Dari perjalanan ini, saya semakin yakin bahwa kunci utama keberhasilan pembelajaran Matematika bukan terletak pada kecerdasan semata, tetapi pada perubahan mindset. Ketika murid percaya bahwa mereka mampu, ketika mereka merasakan bahwa Matematika bisa dipahami, maka pintu menuju keberhasilan akan terbuka lebar. Tugas kita sebagai guru adalah menjadi jembatan, menghubungkan konsep abstrak dengan pengalaman nyata, menumbuhkan rasa ingin tahu, dan memberi keberanian untuk mencoba.
Di akhir refleksi ini, saya ingin menegaskan bahwa pendekatan humanis dan komunikatif dalam pembelajaran Matematika adalah sebuah kebutuhan. Kita tidak boleh lagi menakut-nakuti murid dengan angka dan rumus, melainkan mengajak mereka untuk bermain dengan konsep dan logika. Harapan saya, semakin banyak guru yang mau mengubah pola pengajaran, sehingga semakin banyak pula murid yang berani jatuh cinta pada Matematika. Dunia pendidikan tidak akan berhenti menghadapi tantangan, tetapi dengan inovasi, empati, dan dedikasi, kita bisa mengubah sesuatu yang semula dianggap sulit menjadi pengalaman belajar yang penuh makna.
Mari kita bersama-sama menjadikan Matematika bukan lagi momok, melainkan sahabat yang menyenangkan.
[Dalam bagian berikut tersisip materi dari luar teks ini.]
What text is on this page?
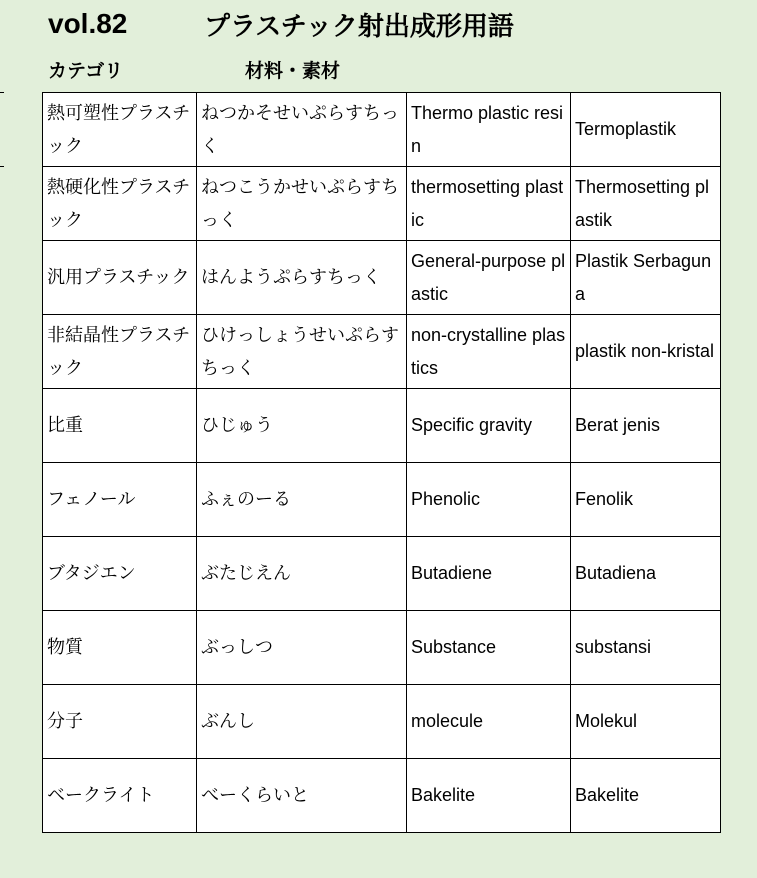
vol.82	プラスチック射出成形用語
カテゴリ	材料・素材
熱可塑性プラスチック	ねつかそせいぷらすちっく	Thermo plastic resin	Termoplastik
熱硬化性プラスチック	ねつこうかせいぷらすちっく	thermosetting plastic	Thermosetting plastik
汎用プラスチック	はんようぷらすちっく	General-purpose plastic	Plastik Serbaguna
非結晶性プラスチック	ひけっしょうせいぷらすちっく	non-crystalline plastics	plastik non-kristal
比重	ひじゅう	Specific gravity	Berat jenis
フェノール	ふぇのーる	Phenolic	Fenolik
ブタジエン	ぶたじえん	Butadiene	Butadiena
物質	ぶっしつ	Substance	substansi
分子	ぶんし	molecule	Molekul
ベークライト	べーくらいと	Bakelite	Bakelite
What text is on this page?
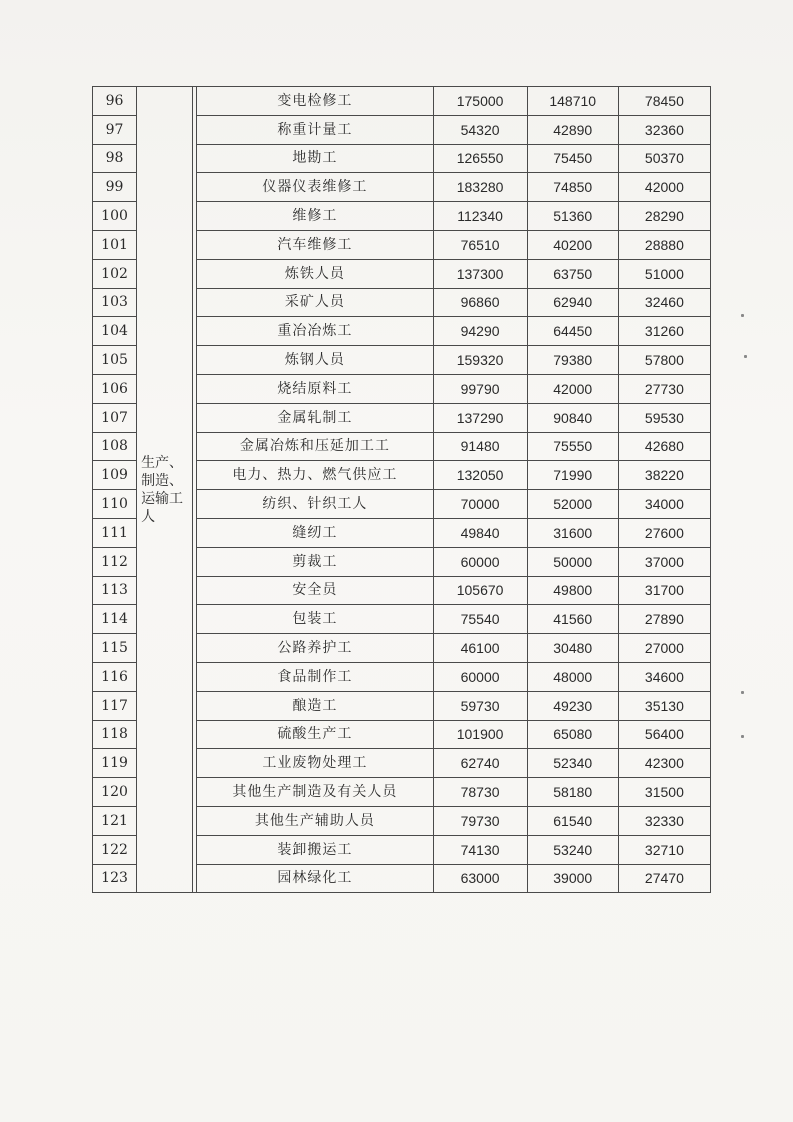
96	生产、制造、运输工人		变电检修工	175000	148710	78450
97			称重计量工	54320	42890	32360
98			地勘工	126550	75450	50370
99			仪器仪表维修工	183280	74850	42000
100			维修工	112340	51360	28290
101			汽车维修工	76510	40200	28880
102			炼铁人员	137300	63750	51000
103			采矿人员	96860	62940	32460
104			重冶冶炼工	94290	64450	31260
105			炼钢人员	159320	79380	57800
106			烧结原料工	99790	42000	27730
107			金属轧制工	137290	90840	59530
108			金属冶炼和压延加工工	91480	75550	42680
109			电力、热力、燃气供应工	132050	71990	38220
110			纺织、针织工人	70000	52000	34000
111			缝纫工	49840	31600	27600
112			剪裁工	60000	50000	37000
113			安全员	105670	49800	31700
114			包装工	75540	41560	27890
115			公路养护工	46100	30480	27000
116			食品制作工	60000	48000	34600
117			酿造工	59730	49230	35130
118			硫酸生产工	101900	65080	56400
119			工业废物处理工	62740	52340	42300
120			其他生产制造及有关人员	78730	58180	31500
121			其他生产辅助人员	79730	61540	32330
122			装卸搬运工	74130	53240	32710
123			园林绿化工	63000	39000	27470
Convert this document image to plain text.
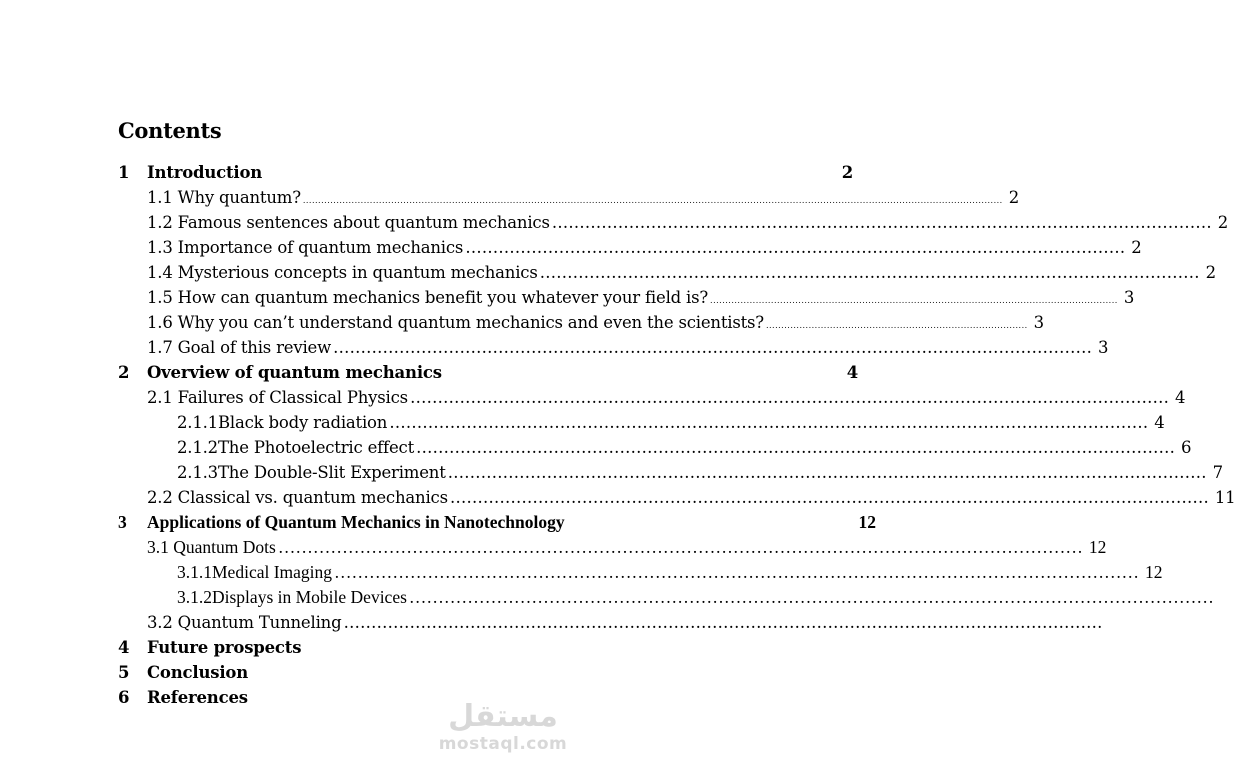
Contents
1	Introduction	2
1.1 Why quantum? ...................................................................................................................................................................................................................................... 2
1.2 Famous sentences about quantum mechanics ………………………………………………………………………………………………………… 2
1.3 Importance of quantum mechanics ………………………………………………………………………………………………………… 2
1.4 Mysterious concepts in quantum mechanics ………………………………………………………………………………………………………… 2
1.5 How can quantum mechanics benefit you whatever your field is? ...................................................................................................................................... 3
1.6 Why you can’t understand quantum mechanics and even the scientists? ...................................................................................... 3
1.7 Goal of this review ………………………………………………………………………………………………………………………… 3
2	Overview of quantum mechanics	4
2.1 Failures of Classical Physics ………………………………………………………………………………………………………………………… 4
2.1.1 Black body radiation ………………………………………………………………………………………………………………………… 4
2.1.2 The Photoelectric effect ………………………………………………………………………………………………………………………… 6
2.1.3 The Double-Slit Experiment ………………………………………………………………………………………………………………………… 7
2.2 Classical vs. quantum mechanics ………………………………………………………………………………………………………………………… 11
3	Applications of Quantum Mechanics in Nanotechnology	12
3.1 Quantum Dots ………………………………………………………………………………………………………………………… 12
3.1.1 Medical Imaging ………………………………………………………………………………………………………………………… 12
3.1.2 Displays in Mobile Devices …………………………………………………………………………………………………………………………
3.2 Quantum Tunneling …………………………………………………………………………………………………………………………
4	Future prospects
5	Conclusion
6	References
مستقل
mostaql.com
Dengan begitu, generasi yang kita didik tidak hanya cerdas secara akademik, tetapi juga tangguh menghadapi tantangan kehidupan. Sebab pada akhirnya, pendidikan sejati bukan hanya soal transfer pengetahuan, melainkan menyalakan api keyakinan bahwa setiap murid mampu belajar, mampu berkembang, dan mampu meraih masa depan yang lebih baik.